Por Lecco França*

O filme Negrum3 (2018) é uma espécie de manifesto estético e político da “bixa preta”, entre outres sujeites pretes pelo espaço preto. A palavra “negrume”, inclusive, significa em português “aglomeração de nuvens, cerração intensa ou escuridão” (Dicionário Online de Português, 2020). Na perspectiva do roteirista e diretor paulista Diego Paulino, é como se cada jovem prete, que marca presença na trama ou que compõe como um todo a cena artística e sociocultural preta da cidade de São Paulo, fosse uma pequena nuvem que, unidas a outras, constituíssem esse universo de dissidência e de celebração pela existência desses sujeites, seus corpos e suas memórias.

O curta-metragem é protagonizado pelo performer Eric Oliveira, com a participação de outres integrantes da cena artística queer, noturna e urbana de São Paulo, como a multiartista Aretha Sadick e Félix Pimenta. O filme também mescla diferentes linguagens, como a performance, principalmente na primeira parte com Eric, seminu, de cabelo rosa, em um cenário repleto de roupas agênero no chão e em cabides, assim como a documental, quando a câmera acompanha um pouco da vida do jovem, enquanto se arruma para curtir diferentes baladas no centro de São Paulo, como a Batekoo, e encontra seus amigos nas ruas. Na segunda parte tem-se o discurso de Félix Pimenta (com o rosto provocadoramente pintado de preto) que convoca todes a conhecer os princípios do chamado “Manifesto Pelo Espaço Preto”. Finalmente, na terceira parte, em um cenário quase carnavalesco afrofuturista, com muito brilho e luz, Aretha Sadick e Erick descem uma enorme escada e se encontram para uma nova performance.

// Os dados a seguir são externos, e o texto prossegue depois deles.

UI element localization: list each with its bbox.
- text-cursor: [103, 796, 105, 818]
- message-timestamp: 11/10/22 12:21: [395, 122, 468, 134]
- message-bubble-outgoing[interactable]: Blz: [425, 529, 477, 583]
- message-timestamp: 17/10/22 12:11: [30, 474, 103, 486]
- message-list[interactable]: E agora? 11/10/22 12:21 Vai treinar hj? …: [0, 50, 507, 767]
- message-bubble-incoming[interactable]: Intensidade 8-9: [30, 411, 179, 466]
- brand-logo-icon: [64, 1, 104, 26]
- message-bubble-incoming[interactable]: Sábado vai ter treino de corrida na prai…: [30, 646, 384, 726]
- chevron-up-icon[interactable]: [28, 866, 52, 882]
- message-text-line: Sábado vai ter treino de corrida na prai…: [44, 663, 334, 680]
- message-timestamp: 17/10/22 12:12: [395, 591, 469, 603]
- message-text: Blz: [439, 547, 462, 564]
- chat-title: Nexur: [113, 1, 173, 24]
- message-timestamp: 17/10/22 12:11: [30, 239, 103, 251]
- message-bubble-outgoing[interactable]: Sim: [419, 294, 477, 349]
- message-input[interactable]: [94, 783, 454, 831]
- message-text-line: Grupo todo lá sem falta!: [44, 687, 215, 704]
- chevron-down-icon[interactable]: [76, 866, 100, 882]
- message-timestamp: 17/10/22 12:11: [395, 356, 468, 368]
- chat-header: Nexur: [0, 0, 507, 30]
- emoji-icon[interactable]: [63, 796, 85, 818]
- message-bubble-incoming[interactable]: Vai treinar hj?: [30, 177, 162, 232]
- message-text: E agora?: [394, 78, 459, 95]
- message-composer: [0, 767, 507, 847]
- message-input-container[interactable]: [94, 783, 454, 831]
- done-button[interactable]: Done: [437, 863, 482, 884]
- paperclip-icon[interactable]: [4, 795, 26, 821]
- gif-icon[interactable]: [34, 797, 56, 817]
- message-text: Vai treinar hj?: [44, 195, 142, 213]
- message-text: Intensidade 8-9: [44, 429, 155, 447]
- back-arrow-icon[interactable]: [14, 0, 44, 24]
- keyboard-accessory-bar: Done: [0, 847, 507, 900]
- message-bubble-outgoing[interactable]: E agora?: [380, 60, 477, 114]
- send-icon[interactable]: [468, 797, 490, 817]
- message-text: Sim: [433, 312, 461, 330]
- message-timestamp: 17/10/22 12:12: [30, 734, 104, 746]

A existência e ocupação desses sujeites pretes representa não só uma espécie de afronta à normas e convenções sociais, em especial aos padrões brancocentrados de beleza corporal, até o próprio combate a LGBTfobia, mas também como possibilidade de afeto e cooperação, já que muitos desses jovens, rejeitados e abandonados por suas famílias consanguíneas, encontram e constroem uns com os outros novas configurações familiares.

A dissidência dos corpos, contemplando sua diversidade de composições étnicas, sexuais e de gêneros, é o ponto alto do filme, a começar por Eric, esse jovem que expõe seu corpo preto, queer e livre, em confronto às imposições de uma sociedade tradicional, branca, heteronormativa e cisgênero, desde o início da trama, quase desnudo defronte a um espelho quebrado. Além disso, ao ouvir e acompanhar um pouco de sua trajetória, o espectador tem uma ideia do lugar e de sua vivência naquela sociedade, assim como do seu espírito de insubordinação, quando revela, a nível de ilustração, que usava batom na escola ainda adolescente, ou quando transita e ocupa o cenário urbano, ao sair de casa com sua peruca loira, encarnando a “branca maluca e cisgênera”.

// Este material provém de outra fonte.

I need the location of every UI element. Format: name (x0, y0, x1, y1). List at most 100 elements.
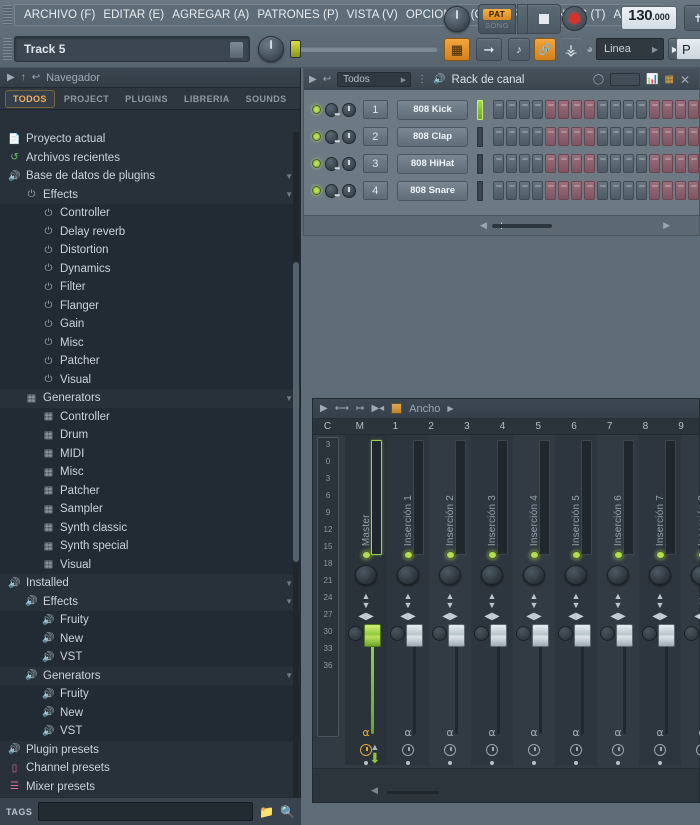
step-button[interactable] (649, 127, 660, 146)
toolbar-grip-hint[interactable] (3, 38, 12, 60)
step-button[interactable] (506, 181, 517, 200)
step-button[interactable] (610, 181, 621, 200)
tree-item-filter[interactable]: ⏻ Filter (0, 278, 301, 297)
channel-volume-knob[interactable] (342, 129, 356, 144)
record-button[interactable] (562, 6, 587, 31)
step-button[interactable] (519, 100, 530, 119)
tree-item-controller[interactable]: ▦ Controller (0, 407, 301, 426)
mixer-track-led[interactable] (445, 551, 455, 560)
tree-item-synth-classic[interactable]: ▦ Synth classic (0, 518, 301, 537)
stereo-separation-icon[interactable]: ▲▼ (656, 592, 665, 610)
channel-row[interactable]: 2 808 Clap (304, 123, 699, 150)
tree-item-synth-special[interactable]: ▦ Synth special (0, 537, 301, 556)
stereo-separation-icon[interactable]: ▲▼ (362, 592, 371, 610)
channel-volume-knob[interactable] (342, 102, 356, 117)
chevron-down-icon[interactable]: ▼ (285, 394, 293, 403)
channel-name-button[interactable]: 808 Snare (396, 180, 469, 201)
mixer-strip[interactable]: Inserción 3 ▲ ▼ ◀▶ ⍺ (471, 435, 513, 765)
pan-arrows-icon[interactable]: ◀▶ (442, 612, 457, 622)
step-button[interactable] (558, 100, 569, 119)
transport-jog-knob[interactable] (444, 6, 470, 32)
mixer-track-led[interactable] (655, 551, 665, 560)
step-button[interactable] (532, 181, 543, 200)
project-name-field[interactable]: P (676, 38, 700, 60)
mixer-fader-zone[interactable] (346, 624, 386, 735)
tree-item-misc[interactable]: ▦ Misc (0, 463, 301, 482)
chevron-right-icon[interactable]: ▶ (320, 403, 328, 414)
step-button[interactable] (532, 127, 543, 146)
step-button[interactable] (558, 154, 569, 173)
rack-knob-icon[interactable]: ◯ (593, 74, 604, 85)
mixer-pan-knob[interactable] (397, 565, 419, 586)
scrollbar-thumb[interactable] (492, 224, 552, 228)
tree-item-channel-presets[interactable]: ▯ Channel presets (0, 759, 301, 778)
step-button[interactable] (636, 127, 647, 146)
step-button[interactable] (662, 127, 673, 146)
route-icon[interactable]: ▶◂ (371, 403, 384, 414)
channel-enable-led[interactable] (312, 159, 321, 168)
channel-row[interactable]: 4 808 Snare (304, 177, 699, 204)
chevron-right-icon[interactable]: ▶ (7, 72, 15, 83)
mixer-fader-handle[interactable] (490, 624, 507, 648)
mixer-dot-indicator[interactable] (616, 761, 620, 765)
step-button[interactable] (493, 154, 504, 173)
channel-selector[interactable] (477, 180, 483, 201)
tree-item-plugin-presets[interactable]: 🔊 Plugin presets (0, 741, 301, 760)
mixer-fader-zone[interactable] (472, 624, 512, 735)
step-button[interactable] (571, 100, 582, 119)
step-button[interactable] (675, 100, 686, 119)
mixer-fader-zone[interactable] (682, 624, 700, 724)
mixer-pan-knob[interactable] (691, 565, 700, 586)
step-button[interactable] (610, 100, 621, 119)
mixer-pan-knob[interactable] (481, 565, 503, 586)
tree-item-vst[interactable]: 🔊 VST (0, 722, 301, 741)
mixer-pan-knob[interactable] (565, 565, 587, 586)
chevron-down-icon[interactable]: ▼ (285, 172, 293, 181)
scrollbar-thumb[interactable] (387, 791, 439, 794)
browser-tab-plugins[interactable]: PLUGINS (118, 91, 175, 107)
record-arm-icon[interactable]: ⍺ (530, 728, 537, 739)
mixer-fader-handle[interactable] (574, 624, 591, 648)
mixer-strip[interactable]: Inserción 1 ▲ ▼ ◀▶ ⍺ (387, 435, 429, 765)
chevron-right-icon[interactable]: ▶ (447, 404, 453, 413)
mixer-phase-icon[interactable] (486, 744, 498, 756)
step-button[interactable] (545, 127, 556, 146)
step-button[interactable] (662, 100, 673, 119)
metronome-button[interactable]: ✝ (684, 5, 700, 31)
channel-volume-knob[interactable] (342, 183, 356, 198)
mixer-eq-knob[interactable] (516, 626, 531, 642)
channel-number[interactable]: 4 (362, 181, 388, 200)
dots-icon[interactable]: ⋮ (417, 74, 427, 85)
step-button[interactable] (675, 154, 686, 173)
link-routing-icon[interactable]: ⟷ (335, 403, 349, 414)
mixer-eq-knob[interactable] (600, 626, 615, 642)
mixer-dot-indicator[interactable] (532, 761, 536, 765)
tree-item-distortion[interactable]: ⏻ Distortion (0, 241, 301, 260)
mixer-track-led[interactable] (613, 551, 623, 560)
mixer-pan-knob[interactable] (607, 565, 629, 586)
tree-item-drum[interactable]: ▦ Drum (0, 426, 301, 445)
mixer-eq-knob[interactable] (474, 626, 489, 642)
step-button[interactable] (675, 127, 686, 146)
chevron-down-icon[interactable]: ▼ (285, 190, 293, 199)
step-button[interactable] (584, 181, 595, 200)
step-button[interactable] (649, 181, 660, 200)
mixer-fader-handle[interactable] (532, 624, 549, 648)
mixer-dot-indicator[interactable] (364, 761, 368, 765)
mixer-phase-icon[interactable] (696, 744, 700, 756)
record-arm-icon[interactable]: ⍺ (446, 728, 453, 739)
mixer-dot-indicator[interactable] (658, 761, 662, 765)
tree-item-new[interactable]: 🔊 New (0, 629, 301, 648)
tree-item-visual[interactable]: ▦ Visual (0, 555, 301, 574)
menu-item-2[interactable]: AGREGAR (A) (168, 8, 253, 22)
step-button[interactable] (662, 181, 673, 200)
mixer-fader-handle[interactable] (448, 624, 465, 648)
channel-filter-dropdown[interactable]: Todos ▶ (337, 72, 412, 87)
tree-item-proyecto-actual[interactable]: 📄 Proyecto actual (0, 130, 301, 149)
step-button[interactable] (688, 100, 699, 119)
tree-item-delay-reverb[interactable]: ⏻ Delay reverb (0, 222, 301, 241)
browser-tab-project[interactable]: PROJECT (57, 91, 116, 107)
stereo-separation-icon[interactable]: ▲▼ (446, 592, 455, 610)
mixer-pan-knob[interactable] (355, 565, 377, 586)
step-button[interactable] (623, 154, 634, 173)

Nesse sentido, o filme revela o quanto tem sido fundamental para a renovação do cinema brasileiro contemporâneo, em especial através do curta-metragem, mais aberto a experimentações e novos pontos de vista sobre sujeitos historicamente retratados de forma, muitas vezes, estereotipada e desrespeitosa através de discursos e olhares exógenos. Em Negrum3, a “bixa preta”, de fato, assume sua voz narrativa, reivindica sua própria existência e busca estratégias de sobrevivência, como o uso das redes sociais, por exemplo.

Esteticamente, o filme inspira-se no afrofuturismo, movimento estético, social e cultural, que combina elementos da ficção científica, da história de culturas africanas não-ocidentalizadas, com o objetivo de abordar os dilemas dos povos afrodescendentes, em especial na diáspora, apropriando-se do passado e construindo perspectivas positivas de futuro, nesse caso, perceptível nos cenários e figurinos coloridos e brilhantes e na trilha sonora eletrizante.

 

O premiado filme, que já circulou em inúmeras mostras e festivais de cinema nacionais e internacionais, está disponível na plataforma Globosat Play, exclusiva para assinantes.